Whatever Altman and Musk’s motivations, the decision to make OpenAI a non-profit wasn’t just talk: the company is a 501(c)3; you can view their annual IRS filings here. The first question on Form 990 asks the organization to “Briefly describe the organization’s mission or most significant activities”; the first filing in 2016 stated:

OpenAIs goal is to advance digital intelligence in the way that is most likely to benefit humanity as a whole, unconstrained by a need to generate financial return. We think that artificial intelligence technology will help shape the 21st century, and we want to help the world build safe AI technology and ensure that AI’s benefits are as widely and evenly distributed as possible. Were trying to build AI as part of a larger community, and we want to openly share our plans and capabilities along the way.
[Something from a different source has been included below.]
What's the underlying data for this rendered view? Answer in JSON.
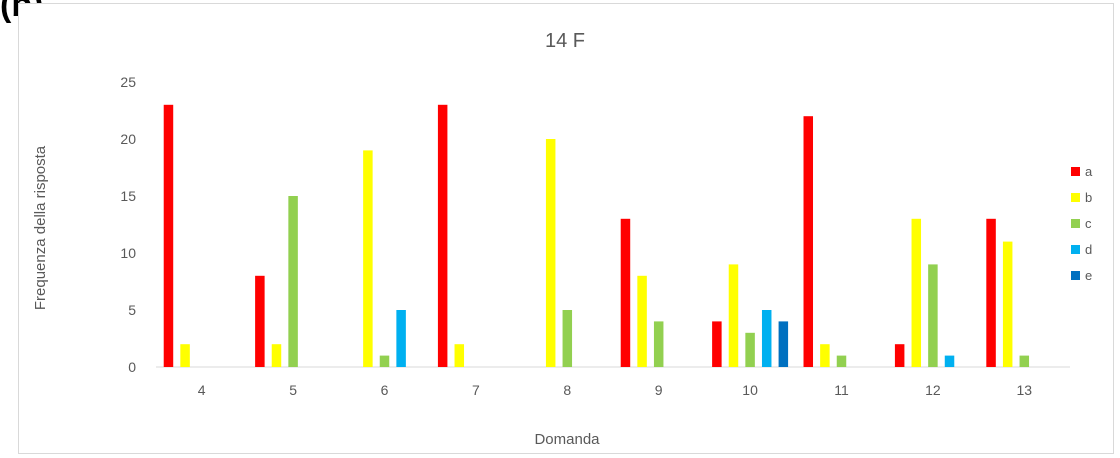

Two years later, and the commitment to “openly share our plans and capabilities along the way” was gone; three years after that and the goal of “advanc[ing] digital intelligence” was replaced by “build[ing] general-purpose artificial intelligence”.

In 2018 Musk, according to a Semafor report earlier this year, attempted to take over the company, but was rebuffed; he left the board and, more critically, stopped paying for OpenAI’s operations. That led to the second critical piece of background: faced with the need to pay for massive amounts of compute power, Altman, now firmly in charge of OpenAI, created OpenAI Global, LLC, a capped profit company with Microsoft as minority owner. This image of OpenAI’s current structure is from their website:

OpenAI Global could raise money and, critically to its investors, make it, but it still operated under the auspices of the non-profit and its mission; OpenAI Global’s operating agreement states:

The Company exists to advance OpenAI, Inc.’s mission of ensuring that safe artificial general intelligence is developed and benefits all of humanity. The Company’s duty to this mission and the principles advanced in the OpenAI, Inc. Charter take precedence over any obligation to generate a profit. The Company may never make a profit, and the Company is under no obligation to do so. The Company is free to re-invest any or all of the Company’s cash flow into research and development activities and/or related expenses without any obligation to the Members.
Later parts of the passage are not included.